But, I Can't Afford a Burger, Fries And a Drink - Will the Minimum Wage Bankrupt Corporations?
It is said that Henry Ford believed in giving his line workers enough in salaries so that they could afford to buy one of his cars. While there is a great difference between a car and a burger, a recent op-ed in the Wall Street Journal did not accept Ford's basic premise. This was but another article by a wealthy entrepreneur suggesting that an increase in the minimum wage could possibly bankrupt his enterprises, and yes, even Wal-Mart!
Incredible as it might seem, the article compared the corporate profit per employee of a fast food chain with that of all Apple employees. What was not mentioned was that Apple makes such a tremendous profit due to its continued use of cheap Chinese labor. There, workers receive merely dollars per day. No wonder there are safety nets at the foot of their housing complexes to reduce employee suicides. If retaining the profit margin is your priority, the cost of a few safety nets is just another operational cost. Hopefully, the subscribers of the WSJ can see this comparison as absurd, but obviously the editorial staff does not.
The article's op-ed also forgets to mention that one of his specialty burgers costs more than six dollars, and that's without fries and a drink. One of his employees would have to work two hours of their six hour shift just to have lunch at his restaurant. He does believe in basic corporate greed philosophy that "Highly compensated employers" (like himself) contribute more to a company's success than minimum wage employees, who are often "less experienced and entry-level workers". This coming from an individual who sold the rights to his enterprise for nearly $700 million dollars, and currently is the CEO of a corporation with some 3,450 eateries in this country alone. When was the last time he flipped a burger? Perhaps, it is time that he spent a week working undercover in one of his restaurants?

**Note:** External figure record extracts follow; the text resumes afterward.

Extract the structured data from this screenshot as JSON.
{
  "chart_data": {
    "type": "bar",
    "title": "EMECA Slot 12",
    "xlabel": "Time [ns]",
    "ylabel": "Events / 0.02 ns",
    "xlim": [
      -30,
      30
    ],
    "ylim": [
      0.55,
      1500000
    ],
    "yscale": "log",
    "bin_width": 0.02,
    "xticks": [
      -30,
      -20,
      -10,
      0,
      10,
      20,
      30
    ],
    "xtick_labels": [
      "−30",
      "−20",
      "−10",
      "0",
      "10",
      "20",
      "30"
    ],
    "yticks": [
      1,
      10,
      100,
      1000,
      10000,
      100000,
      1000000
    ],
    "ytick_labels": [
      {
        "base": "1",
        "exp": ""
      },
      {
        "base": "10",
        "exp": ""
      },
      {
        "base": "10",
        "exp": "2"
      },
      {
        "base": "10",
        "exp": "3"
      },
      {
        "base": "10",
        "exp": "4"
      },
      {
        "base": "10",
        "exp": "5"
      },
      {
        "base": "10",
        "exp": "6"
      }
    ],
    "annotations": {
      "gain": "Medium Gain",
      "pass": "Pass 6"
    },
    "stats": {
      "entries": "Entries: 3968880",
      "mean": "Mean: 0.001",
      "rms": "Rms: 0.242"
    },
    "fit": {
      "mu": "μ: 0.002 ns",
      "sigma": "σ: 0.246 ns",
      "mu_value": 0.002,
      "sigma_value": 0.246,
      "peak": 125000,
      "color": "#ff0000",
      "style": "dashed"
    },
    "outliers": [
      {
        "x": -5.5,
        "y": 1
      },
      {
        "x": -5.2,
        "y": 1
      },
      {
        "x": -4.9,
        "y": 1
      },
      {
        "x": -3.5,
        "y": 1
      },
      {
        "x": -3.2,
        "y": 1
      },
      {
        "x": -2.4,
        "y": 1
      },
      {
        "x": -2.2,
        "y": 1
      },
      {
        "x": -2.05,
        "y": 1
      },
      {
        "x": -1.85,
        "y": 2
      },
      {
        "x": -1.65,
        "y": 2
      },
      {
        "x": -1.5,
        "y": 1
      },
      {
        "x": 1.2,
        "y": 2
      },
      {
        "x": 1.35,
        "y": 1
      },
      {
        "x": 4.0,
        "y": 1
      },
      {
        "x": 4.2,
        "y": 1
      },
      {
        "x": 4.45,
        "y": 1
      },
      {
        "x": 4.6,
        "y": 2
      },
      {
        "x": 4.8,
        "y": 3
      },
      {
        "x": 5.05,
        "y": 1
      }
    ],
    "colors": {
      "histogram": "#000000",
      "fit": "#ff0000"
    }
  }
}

What is so distasteful about his presentation is that it reflects his distain of those who daily make his wealth possible. A business that started as a hot dog stand has become so distanced from the plight of its own employees who cannot even afford the product they produce. There is no doubt that neither he nor the Waltons will find themselves on a food bank line, but can the same be said of his employees? All this seriously reflects on our character as a nation. This is not simply a question of economics, rather it is a growing attitude that this nation, that has given birth to an entrepreneurial spirit, has also created a spirit of demeaning those struggling to simply survive. As the Pharisee in the temple once said, " Thank you God that I am not like the rest of men", certainly not like that unskilled hamburger flipper.
If this is what it means to be successful in the United States? Then, while certain citizens we may be prosperous, we as a nation are a disgrace.